A Focus Group serves to collect individual thoughts, perspectives and viewpoints in a group setting. It is used as a way to gain information about a specific issue. Focus groups help us to understand issues at a deeper, individual level and are used to identify perceived problems or difficulties within existing programs, organizations, or institutions.
A Focus Group gathers the thoughts and opinions of all participants as they pertain to specific issues, topics, goals, or questions. It allows for group discussion and looks for a range of opinions and ideas, as well as consistencies and inconsistencies in these opinions. The correlation or variation in viewpoints is then used to define specific purposes.
Focus groups seek to collect opinions and viewpoints, as well as to discover the reasons for these opinions and viewpoints. This information is then used to plan, design, and evaluate strategies for personal outreach as individuals. (e.g. in the Vision Teams).
In terms of planning and design, Focus Groups are used to identify various social, cultural factors and experiences that need to be taken into account. At the experience, for example, we may entertain lofty ideals about the way the world should be, but in order to either start or achieve anything on a practical level, it helps to understand and work with prevailing ideas.
Focus groups are structured around a set of carefully predetermined questions (no more than ten in one session). Participants usually do not see the questions ahead of time, but this is by no means a requirement.

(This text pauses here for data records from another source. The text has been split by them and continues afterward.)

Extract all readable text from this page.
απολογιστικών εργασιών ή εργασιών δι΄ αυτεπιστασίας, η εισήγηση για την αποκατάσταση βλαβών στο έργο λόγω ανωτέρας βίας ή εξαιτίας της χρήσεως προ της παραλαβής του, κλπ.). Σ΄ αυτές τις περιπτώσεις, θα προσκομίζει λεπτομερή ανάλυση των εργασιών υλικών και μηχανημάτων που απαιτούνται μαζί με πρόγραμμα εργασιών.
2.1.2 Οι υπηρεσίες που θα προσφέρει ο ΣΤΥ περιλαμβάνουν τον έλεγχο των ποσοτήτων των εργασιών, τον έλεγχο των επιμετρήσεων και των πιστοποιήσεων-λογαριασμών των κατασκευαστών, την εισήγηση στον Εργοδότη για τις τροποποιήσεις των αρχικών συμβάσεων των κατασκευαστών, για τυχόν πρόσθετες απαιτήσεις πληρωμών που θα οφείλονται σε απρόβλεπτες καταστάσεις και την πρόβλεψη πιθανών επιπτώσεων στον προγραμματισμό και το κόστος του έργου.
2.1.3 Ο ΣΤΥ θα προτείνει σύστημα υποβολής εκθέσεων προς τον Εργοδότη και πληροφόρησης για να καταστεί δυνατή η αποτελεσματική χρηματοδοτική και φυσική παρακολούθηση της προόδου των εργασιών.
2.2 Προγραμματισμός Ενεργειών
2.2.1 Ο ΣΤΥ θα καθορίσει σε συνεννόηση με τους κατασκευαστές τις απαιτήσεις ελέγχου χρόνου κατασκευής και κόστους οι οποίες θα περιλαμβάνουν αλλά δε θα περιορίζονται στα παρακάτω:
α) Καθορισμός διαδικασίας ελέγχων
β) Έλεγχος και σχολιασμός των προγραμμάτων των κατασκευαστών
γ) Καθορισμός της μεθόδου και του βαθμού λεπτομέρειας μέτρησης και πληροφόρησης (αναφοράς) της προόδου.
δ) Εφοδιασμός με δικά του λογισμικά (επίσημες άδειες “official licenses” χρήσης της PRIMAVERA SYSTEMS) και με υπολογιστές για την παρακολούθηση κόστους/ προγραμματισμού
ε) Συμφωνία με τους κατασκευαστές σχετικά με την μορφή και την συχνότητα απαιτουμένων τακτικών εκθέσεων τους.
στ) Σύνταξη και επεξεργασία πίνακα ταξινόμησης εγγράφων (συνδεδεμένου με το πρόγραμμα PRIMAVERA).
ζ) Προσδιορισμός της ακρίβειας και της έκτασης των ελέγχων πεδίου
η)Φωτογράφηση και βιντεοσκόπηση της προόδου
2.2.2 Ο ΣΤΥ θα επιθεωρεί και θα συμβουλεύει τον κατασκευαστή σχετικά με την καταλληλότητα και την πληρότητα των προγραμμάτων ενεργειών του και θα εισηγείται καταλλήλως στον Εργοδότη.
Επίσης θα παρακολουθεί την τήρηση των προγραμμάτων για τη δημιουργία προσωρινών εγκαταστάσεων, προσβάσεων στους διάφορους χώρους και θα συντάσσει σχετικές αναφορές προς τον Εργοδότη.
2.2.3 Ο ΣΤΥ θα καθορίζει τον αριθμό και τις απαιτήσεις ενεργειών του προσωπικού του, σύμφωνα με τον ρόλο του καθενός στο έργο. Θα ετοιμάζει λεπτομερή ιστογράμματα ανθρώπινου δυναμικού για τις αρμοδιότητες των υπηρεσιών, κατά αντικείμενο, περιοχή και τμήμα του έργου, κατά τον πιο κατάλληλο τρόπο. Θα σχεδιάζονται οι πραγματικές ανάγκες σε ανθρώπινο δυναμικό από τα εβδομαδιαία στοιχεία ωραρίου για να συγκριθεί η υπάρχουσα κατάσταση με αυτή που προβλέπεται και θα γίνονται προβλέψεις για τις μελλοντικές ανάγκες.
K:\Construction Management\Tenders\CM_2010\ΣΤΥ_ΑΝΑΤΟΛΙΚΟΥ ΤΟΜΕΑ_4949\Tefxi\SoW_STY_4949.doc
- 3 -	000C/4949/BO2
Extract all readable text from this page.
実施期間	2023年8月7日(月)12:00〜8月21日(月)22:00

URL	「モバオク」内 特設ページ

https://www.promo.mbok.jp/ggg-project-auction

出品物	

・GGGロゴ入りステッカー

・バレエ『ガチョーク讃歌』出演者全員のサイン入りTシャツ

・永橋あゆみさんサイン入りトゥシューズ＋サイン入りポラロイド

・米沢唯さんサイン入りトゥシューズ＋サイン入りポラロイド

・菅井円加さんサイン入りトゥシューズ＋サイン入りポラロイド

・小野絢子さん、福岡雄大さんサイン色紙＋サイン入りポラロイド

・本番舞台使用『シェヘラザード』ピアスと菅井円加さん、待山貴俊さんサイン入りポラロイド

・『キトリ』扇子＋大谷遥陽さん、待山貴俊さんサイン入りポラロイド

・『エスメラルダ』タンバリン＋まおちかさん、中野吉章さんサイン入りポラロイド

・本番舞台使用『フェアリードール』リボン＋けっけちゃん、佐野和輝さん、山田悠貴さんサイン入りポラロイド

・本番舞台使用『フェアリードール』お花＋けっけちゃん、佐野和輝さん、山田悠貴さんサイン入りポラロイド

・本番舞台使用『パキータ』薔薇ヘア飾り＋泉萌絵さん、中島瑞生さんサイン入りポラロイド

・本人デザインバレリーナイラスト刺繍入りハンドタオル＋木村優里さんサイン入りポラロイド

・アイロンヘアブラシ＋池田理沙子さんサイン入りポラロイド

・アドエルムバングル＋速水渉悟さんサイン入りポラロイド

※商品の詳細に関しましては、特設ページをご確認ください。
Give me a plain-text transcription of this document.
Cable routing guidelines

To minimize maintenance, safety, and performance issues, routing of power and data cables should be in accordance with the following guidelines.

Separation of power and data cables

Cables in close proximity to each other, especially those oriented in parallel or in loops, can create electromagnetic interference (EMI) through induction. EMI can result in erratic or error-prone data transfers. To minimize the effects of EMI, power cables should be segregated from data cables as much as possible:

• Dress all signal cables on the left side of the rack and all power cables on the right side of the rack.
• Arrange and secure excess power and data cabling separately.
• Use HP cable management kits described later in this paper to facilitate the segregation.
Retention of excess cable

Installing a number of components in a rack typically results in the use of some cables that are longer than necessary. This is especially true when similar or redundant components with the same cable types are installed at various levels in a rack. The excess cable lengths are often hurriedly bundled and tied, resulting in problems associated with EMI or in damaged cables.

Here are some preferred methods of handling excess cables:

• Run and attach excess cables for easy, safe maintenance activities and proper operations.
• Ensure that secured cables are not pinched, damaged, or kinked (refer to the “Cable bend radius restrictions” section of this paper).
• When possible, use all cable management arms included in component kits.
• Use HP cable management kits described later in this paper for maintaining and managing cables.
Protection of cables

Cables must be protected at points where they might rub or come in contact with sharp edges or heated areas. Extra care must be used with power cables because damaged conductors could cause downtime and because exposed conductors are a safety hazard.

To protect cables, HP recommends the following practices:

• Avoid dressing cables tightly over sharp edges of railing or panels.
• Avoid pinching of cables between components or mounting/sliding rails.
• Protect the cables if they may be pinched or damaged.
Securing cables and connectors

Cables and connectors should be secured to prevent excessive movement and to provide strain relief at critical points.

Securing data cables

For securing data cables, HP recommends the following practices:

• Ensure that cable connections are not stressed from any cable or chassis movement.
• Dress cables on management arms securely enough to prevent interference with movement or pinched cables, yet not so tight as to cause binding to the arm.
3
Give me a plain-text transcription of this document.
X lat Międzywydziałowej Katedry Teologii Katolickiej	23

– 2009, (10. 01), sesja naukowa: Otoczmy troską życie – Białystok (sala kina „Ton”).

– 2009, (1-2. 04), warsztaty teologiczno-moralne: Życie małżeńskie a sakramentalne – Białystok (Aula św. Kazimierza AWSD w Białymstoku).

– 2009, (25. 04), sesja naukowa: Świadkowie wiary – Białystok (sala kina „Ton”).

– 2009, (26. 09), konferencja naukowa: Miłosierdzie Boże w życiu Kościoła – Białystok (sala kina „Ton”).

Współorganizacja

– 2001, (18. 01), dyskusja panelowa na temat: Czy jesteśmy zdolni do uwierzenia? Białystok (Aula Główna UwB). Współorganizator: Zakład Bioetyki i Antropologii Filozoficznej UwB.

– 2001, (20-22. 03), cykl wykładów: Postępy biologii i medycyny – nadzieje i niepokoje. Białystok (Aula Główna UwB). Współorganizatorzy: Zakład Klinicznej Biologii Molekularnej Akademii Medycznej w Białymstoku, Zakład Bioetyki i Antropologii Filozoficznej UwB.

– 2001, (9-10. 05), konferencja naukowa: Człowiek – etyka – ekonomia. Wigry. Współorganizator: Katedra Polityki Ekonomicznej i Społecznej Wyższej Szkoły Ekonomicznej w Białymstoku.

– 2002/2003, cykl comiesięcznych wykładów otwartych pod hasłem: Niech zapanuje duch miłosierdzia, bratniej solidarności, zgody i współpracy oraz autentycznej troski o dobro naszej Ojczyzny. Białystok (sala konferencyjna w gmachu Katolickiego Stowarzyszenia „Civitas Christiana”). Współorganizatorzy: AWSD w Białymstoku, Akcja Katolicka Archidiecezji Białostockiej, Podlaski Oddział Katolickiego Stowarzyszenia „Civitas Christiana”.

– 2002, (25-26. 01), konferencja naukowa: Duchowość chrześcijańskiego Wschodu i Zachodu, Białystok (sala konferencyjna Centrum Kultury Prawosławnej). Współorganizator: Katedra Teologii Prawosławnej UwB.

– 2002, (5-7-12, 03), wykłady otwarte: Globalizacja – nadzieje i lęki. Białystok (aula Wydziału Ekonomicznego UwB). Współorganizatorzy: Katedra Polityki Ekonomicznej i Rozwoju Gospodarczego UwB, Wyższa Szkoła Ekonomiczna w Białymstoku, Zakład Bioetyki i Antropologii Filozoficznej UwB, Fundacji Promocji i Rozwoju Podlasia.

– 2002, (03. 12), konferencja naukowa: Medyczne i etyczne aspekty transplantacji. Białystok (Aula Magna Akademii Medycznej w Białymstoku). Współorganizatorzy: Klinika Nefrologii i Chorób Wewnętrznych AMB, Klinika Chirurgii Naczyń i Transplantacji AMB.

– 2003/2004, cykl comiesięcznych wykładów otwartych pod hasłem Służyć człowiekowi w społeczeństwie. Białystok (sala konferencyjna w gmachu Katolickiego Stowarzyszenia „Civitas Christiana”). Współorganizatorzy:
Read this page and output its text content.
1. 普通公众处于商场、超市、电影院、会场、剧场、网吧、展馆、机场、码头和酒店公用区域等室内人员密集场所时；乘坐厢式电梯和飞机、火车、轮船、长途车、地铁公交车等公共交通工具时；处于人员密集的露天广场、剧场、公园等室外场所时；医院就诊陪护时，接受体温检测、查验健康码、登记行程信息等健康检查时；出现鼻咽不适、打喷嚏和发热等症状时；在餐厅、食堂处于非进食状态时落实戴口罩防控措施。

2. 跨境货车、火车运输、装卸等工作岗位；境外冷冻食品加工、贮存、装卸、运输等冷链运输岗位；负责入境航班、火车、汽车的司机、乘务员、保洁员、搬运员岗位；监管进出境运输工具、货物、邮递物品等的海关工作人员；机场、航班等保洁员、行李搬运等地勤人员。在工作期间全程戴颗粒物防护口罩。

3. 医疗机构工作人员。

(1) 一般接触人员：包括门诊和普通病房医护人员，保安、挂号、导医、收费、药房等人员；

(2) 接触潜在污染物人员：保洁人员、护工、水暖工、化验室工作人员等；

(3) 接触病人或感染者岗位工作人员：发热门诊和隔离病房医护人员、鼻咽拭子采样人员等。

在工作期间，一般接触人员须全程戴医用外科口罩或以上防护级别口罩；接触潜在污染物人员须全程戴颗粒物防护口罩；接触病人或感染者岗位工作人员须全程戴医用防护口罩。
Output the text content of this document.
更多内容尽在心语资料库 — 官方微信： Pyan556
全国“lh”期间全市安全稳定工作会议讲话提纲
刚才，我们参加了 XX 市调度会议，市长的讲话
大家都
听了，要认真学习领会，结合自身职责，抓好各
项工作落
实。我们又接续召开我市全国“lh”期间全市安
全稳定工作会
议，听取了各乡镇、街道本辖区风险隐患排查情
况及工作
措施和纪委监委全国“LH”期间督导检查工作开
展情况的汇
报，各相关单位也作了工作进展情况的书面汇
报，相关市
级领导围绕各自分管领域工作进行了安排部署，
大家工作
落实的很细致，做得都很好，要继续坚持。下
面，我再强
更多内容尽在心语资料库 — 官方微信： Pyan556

A Focus Group is not a debate, although participants may agree or disagree with each other. It is not necessarily a problem-solving session, nor is it intended to be educational. It should not be regarded as a collaborative effort even though a consensus of views may arise. A Focus Group relies on group dynamics and is not, therefore, merely a group interview in which participants provide individual answers. We should keep in mind that the information gathered via Focus Groups consists of thoughts and opinions, not facts. A Focus Group should not be thought of as a controlled study. At times, they can be chaotic and biased, and much of the data collected relies on the skills of individual facilitators.